Laurent Cuniot, pour sa part, a étudié au Conservatoire national supérieur de musique de Paris et au sein du Groupe de recherche musicale. Nourrie par les avant-gardes du XXe siècle, sa musique interroge la puissance expressive de l’écriture contemporaine au service d’une dramaturgie traversée par l’énergie et les couleurs du son. En 1986, il fonde l’ensemble TM+, dont il prend la direction artistique. L’ensemble est en résidence à la Maison de la musique de Nanterre depuis 1996.

Création de « Trans-portées », en 2019

La rencontre de Laurent Cuniot et Farida Parveen au printemps 2018 a porté ses fruits : après plusieurs mois de travail et d’échange à distance, le compositeur est revenu au Bangladesh en mars 2019, accompagné de quatre musiciens de TM+, pour créer « Trans-Portées » avec Farida Parveen et ses musiciens. La démarche artistique est clairement exposée par Laurent Cuniot : « Les musiques traditionnelles extra-européennes et les musiques de création ont en commun de placer l’auditeur face à des langages musicaux et des imaginaires sonores peu familiers, qui déplacent l’auditeur et l’ouvrent à des sensations nouvelles. Il ne s’agit pas ici de cross-overmais bien de l’exaltation par la confrontation de l’identité́ de chacune des musiques, d’en faire surgir les proximités, ce qui est universel en chacune d’elles tout en assumant leurs spécificités. »

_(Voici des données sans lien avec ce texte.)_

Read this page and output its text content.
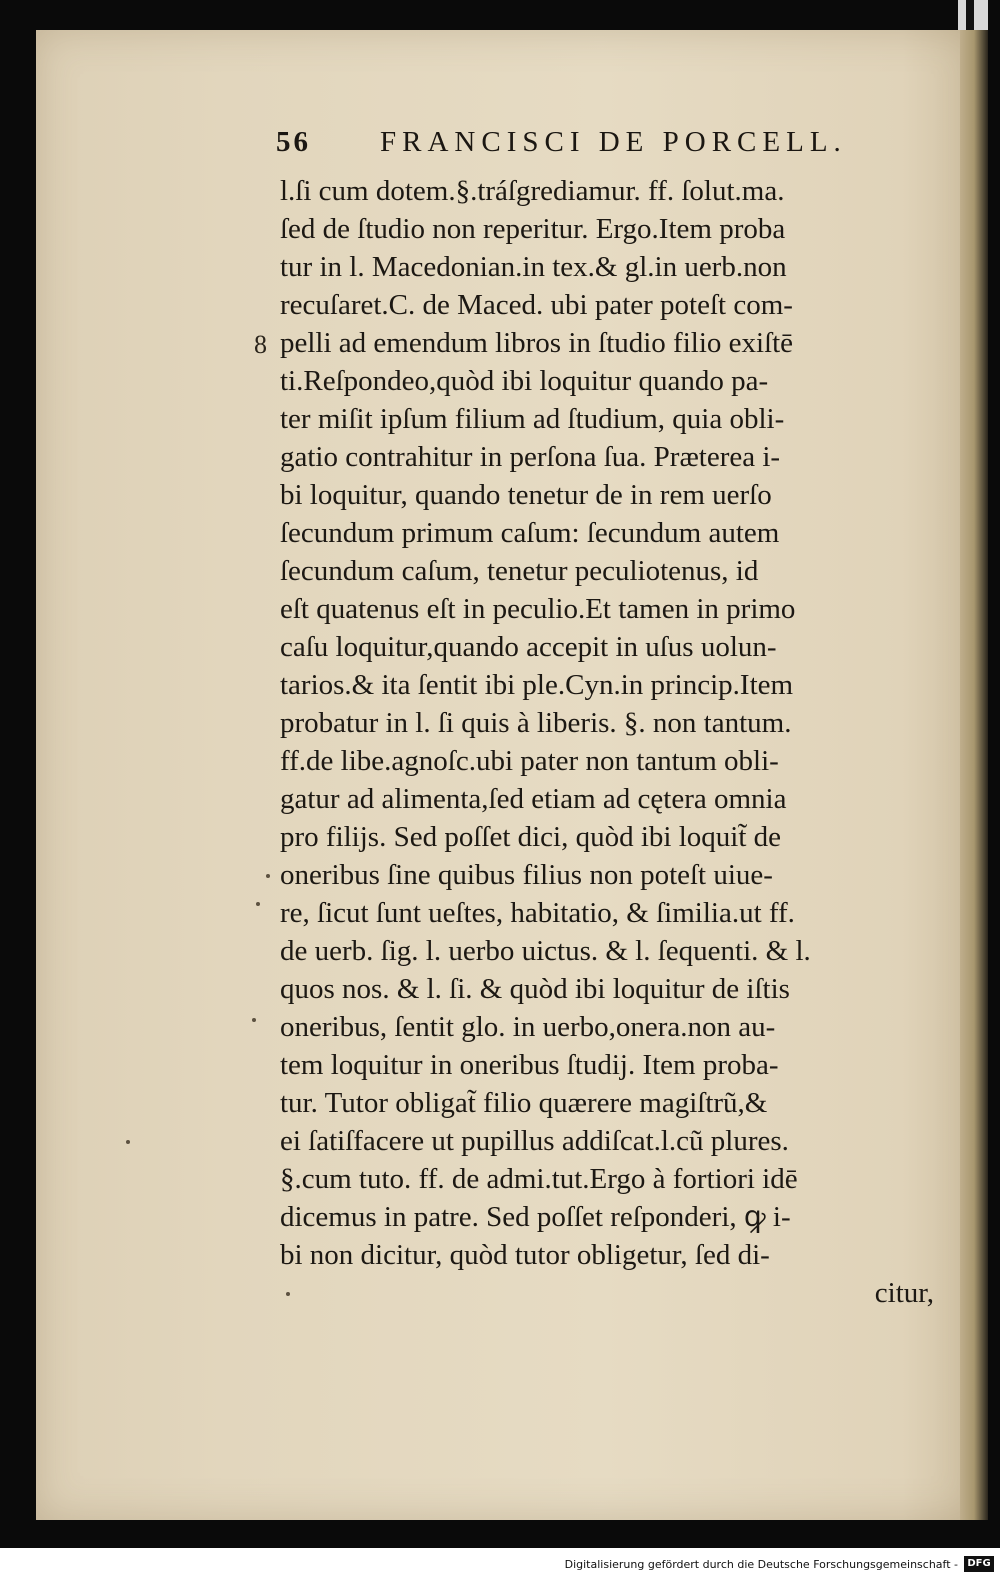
56 FRANCISCI DE PORCELL.
8
l.ſi cum dotem.§.tráſgrediamur. ff. ſolut.ma.
ſed de ſtudio non reperitur. Ergo.Item proba
tur in l. Macedonian.in tex.& gl.in uerb.non
recuſaret.C. de Maced. ubi pater poteſt com-
pelli ad emendum libros in ſtudio filio exiſtē
ti.Reſpondeo,quòd ibi loquitur quando pa-
ter miſit ipſum filium ad ſtudium, quia obli-
gatio contrahitur in perſona ſua. Præterea i-
bi loquitur, quando tenetur de in rem uerſo
ſecundum primum caſum: ſecundum autem
ſecundum caſum, tenetur peculiotenus, id
eſt quatenus eſt in peculio.Et tamen in primo
caſu loquitur,quando accepit in uſus uolun-
tarios.& ita ſentit ibi ple.Cyn.in princip.Item
probatur in l. ſi quis à liberis. §. non tantum.
ff.de libe.agnoſc.ubi pater non tantum obli-
gatur ad alimenta,ſed etiam ad cętera omnia
pro filijs. Sed poſſet dici, quòd ibi loquit̃ de
oneribus ſine quibus filius non poteſt uiue-
re, ſicut ſunt ueſtes, habitatio, & ſimilia.ut ff.
de uerb. ſig. l. uerbo uictus. & l. ſequenti. & l.
quos nos. & l. ſi. & quòd ibi loquitur de iſtis
oneribus, ſentit glo. in uerbo,onera.non au-
tem loquitur in oneribus ſtudij. Item proba-
tur. Tutor obligat̃ filio quærere magiſtrũ,&
ei ſatiſfacere ut pupillus addiſcat.l.cũ plures.
§.cum tuto. ff. de admi.tut.Ergo à fortiori idē
dicemus in patre. Sed poſſet reſponderi, ꝙ i-
bi non dicitur, quòd tutor obligetur, ſed di-
citur,
Digitalisierung gefördert durch die Deutsche Forschungsgemeinschaft - DFG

Traditions musicales mêlées

Accueillis par l’Alliance française de Chittagong – coproductrice du projet avec le festival Les Détours de Babel et la Maison de la musique de Nanterre –, les musiciens français et bangladais ont travaillé une semaine ensemble, pour trouver ce point d’équilibre permettant de mêler leurs traditions musicales sans les dénaturer. 

 

Trans-portées tisse la spiritualité des chants de Lalon et les hymnes à l’amour absolu du poète bangladais contemporain Muhammad Manzour. « J’ai bâti la forme de ce Voyage de l’écouteà partir de six chants du répertoire de Farida Parveen que j’introduis par un prélude instrumental », explique Laurent Cuniot. « Celui-ci porte en lui toute la dramaturgie à venir qui rassemble dans le creuset des émotions la spiritualité et la passion amoureuse. Puis les musiques, les voix s’alternent, se confrontent, s’enchaînent en se superposant parfois, se répondent laissant deviner de subtiles correspondances ou assumant des oppositions qui rythment le parcours de l’écoute. »

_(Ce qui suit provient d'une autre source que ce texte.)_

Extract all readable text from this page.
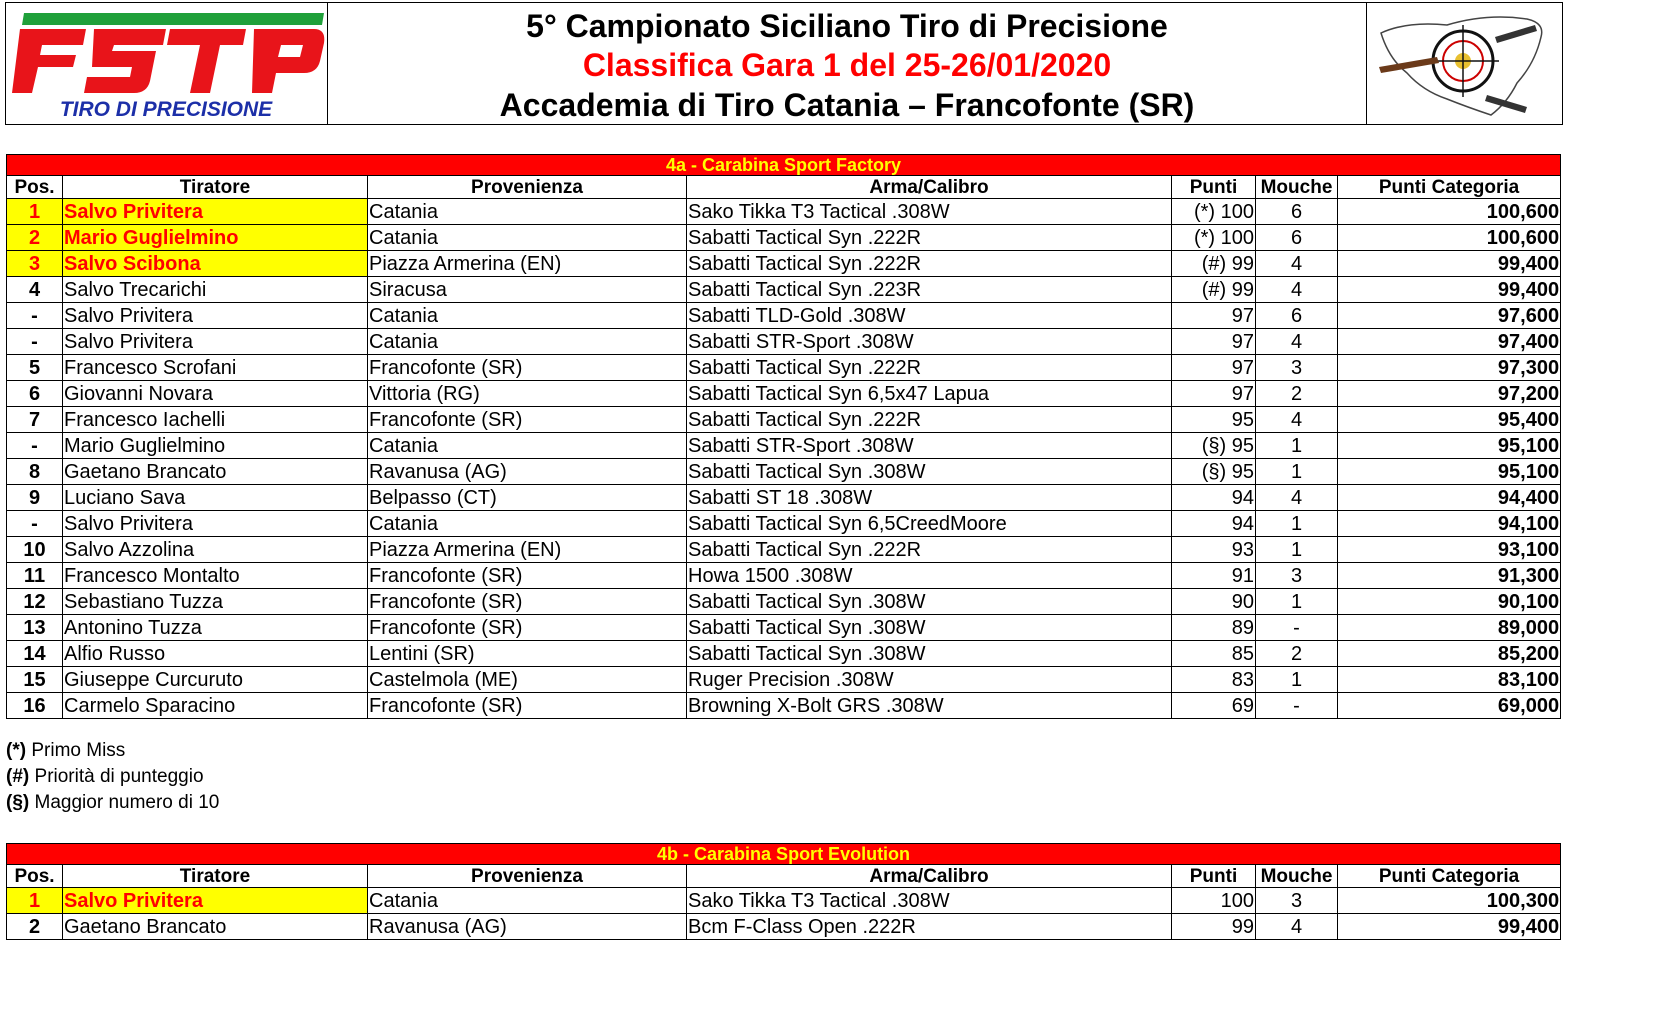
TIRO DI PRECISIONE
5° Campionato Siciliano Tiro di Precisione
Classifica Gara 1 del 25-26/01/2020
Accademia di Tiro Catania – Francofonte (SR)
4a - Carabina Sport Factory						
Pos.	Tiratore	Provenienza	Arma/Calibro	Punti	Mouche	Punti Categoria
1	Salvo Privitera	Catania	Sako Tikka T3 Tactical .308W	(*) 100	6	100,600
2	Mario Guglielmino	Catania	Sabatti Tactical Syn .222R	(*) 100	6	100,600
3	Salvo Scibona	Piazza Armerina (EN)	Sabatti Tactical Syn .222R	(#) 99	4	99,400
4	Salvo Trecarichi	Siracusa	Sabatti Tactical Syn .223R	(#) 99	4	99,400
-	Salvo Privitera	Catania	Sabatti TLD-Gold .308W	97	6	97,600
-	Salvo Privitera	Catania	Sabatti STR-Sport .308W	97	4	97,400
5	Francesco Scrofani	Francofonte (SR)	Sabatti Tactical Syn .222R	97	3	97,300
6	Giovanni Novara	Vittoria (RG)	Sabatti Tactical Syn 6,5x47 Lapua	97	2	97,200
7	Francesco Iachelli	Francofonte (SR)	Sabatti Tactical Syn .222R	95	4	95,400
-	Mario Guglielmino	Catania	Sabatti STR-Sport .308W	(§) 95	1	95,100
8	Gaetano Brancato	Ravanusa (AG)	Sabatti Tactical Syn .308W	(§) 95	1	95,100
9	Luciano Sava	Belpasso (CT)	Sabatti ST 18 .308W	94	4	94,400
-	Salvo Privitera	Catania	Sabatti Tactical Syn 6,5CreedMoore	94	1	94,100
10	Salvo Azzolina	Piazza Armerina (EN)	Sabatti Tactical Syn .222R	93	1	93,100
11	Francesco Montalto	Francofonte (SR)	Howa 1500 .308W	91	3	91,300
12	Sebastiano Tuzza	Francofonte (SR)	Sabatti Tactical Syn .308W	90	1	90,100
13	Antonino Tuzza	Francofonte (SR)	Sabatti Tactical Syn .308W	89	-	89,000
14	Alfio Russo	Lentini (SR)	Sabatti Tactical Syn .308W	85	2	85,200
15	Giuseppe Curcuruto	Castelmola (ME)	Ruger Precision .308W	83	1	83,100
16	Carmelo Sparacino	Francofonte (SR)	Browning X-Bolt GRS .308W	69	-	69,000
(*) Primo Miss
(#) Priorità di punteggio
(§) Maggior numero di 10
4b - Carabina Sport Evolution						
Pos.	Tiratore	Provenienza	Arma/Calibro	Punti	Mouche	Punti Categoria
1	Salvo Privitera	Catania	Sako Tikka T3 Tactical .308W	100	3	100,300
2	Gaetano Brancato	Ravanusa (AG)	Bcm F-Class Open .222R	99	4	99,400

Du Bangladesh à la France et à l’Inde

Après une première série de concerts au Bangladesh, les musiciens français et bangladais sont venus donner deux concerts en France, à Grenoble au festival Les Détours de Babel en mars 2019, et à la Maison de la musique de Nanterre. Cette tournée a remporté un grand succès, qui a encouragé les artistes à poursuivre leur collaboration. 

 

En 2020, TM+ devait retrouver Farida Parveen et ses musiciens pour trois séries de concerts : en Inde en mars, puis en France, notamment à l’Abbaye de Noirlac en juillet et en Belgique. « Proposer le projet en Inde représente un enjeu important, explique Laurent Cuniot,car bien qu’étant très proches géographiquement, l’Inde et le Bangladesh ont des traditions culturelles et musicales sensiblement différentes. L’échange est donc fondamental. » La tournée indienne, annulée en raison de la crise sanitaire liée au Coronavirus Covid-19, devrait être reportée à l’automne.

L’ensemble TM+ à la rencontre des chants bangladais
L'Institut français et l'artiste

Dans le contexte de la pandémie du Coronavirus Covid-19, l’Institut français souhaite continuer à vous proposer des portraits, rencontres avec des créateurs de toutes origines, œuvres, portfolios. Nous espérons que ces pages vous apporteront une respiration dans un quotidien confiné.

 

 

L’Institut français accompagne régulièrement TM+ dans ses projets internationaux. Ainsi en 2019, l’ensemble a reçu le soutien de l’Institut français pour sa résidence au festival Hear Now de Los Angeles.

 

Pour sa tournée en Inde en 2020, TM+ bénéficie du soutien de l’Institut français dans le cadre du programme IFcoopération.

 

Le programme IFcoopération accompagne des structures et des artistes français pour des projets menés conjointement avec des structures et des artistes étrangers. Il peut s’agir de créations communes ou d’actions de transmission (de répertoires, de techniques).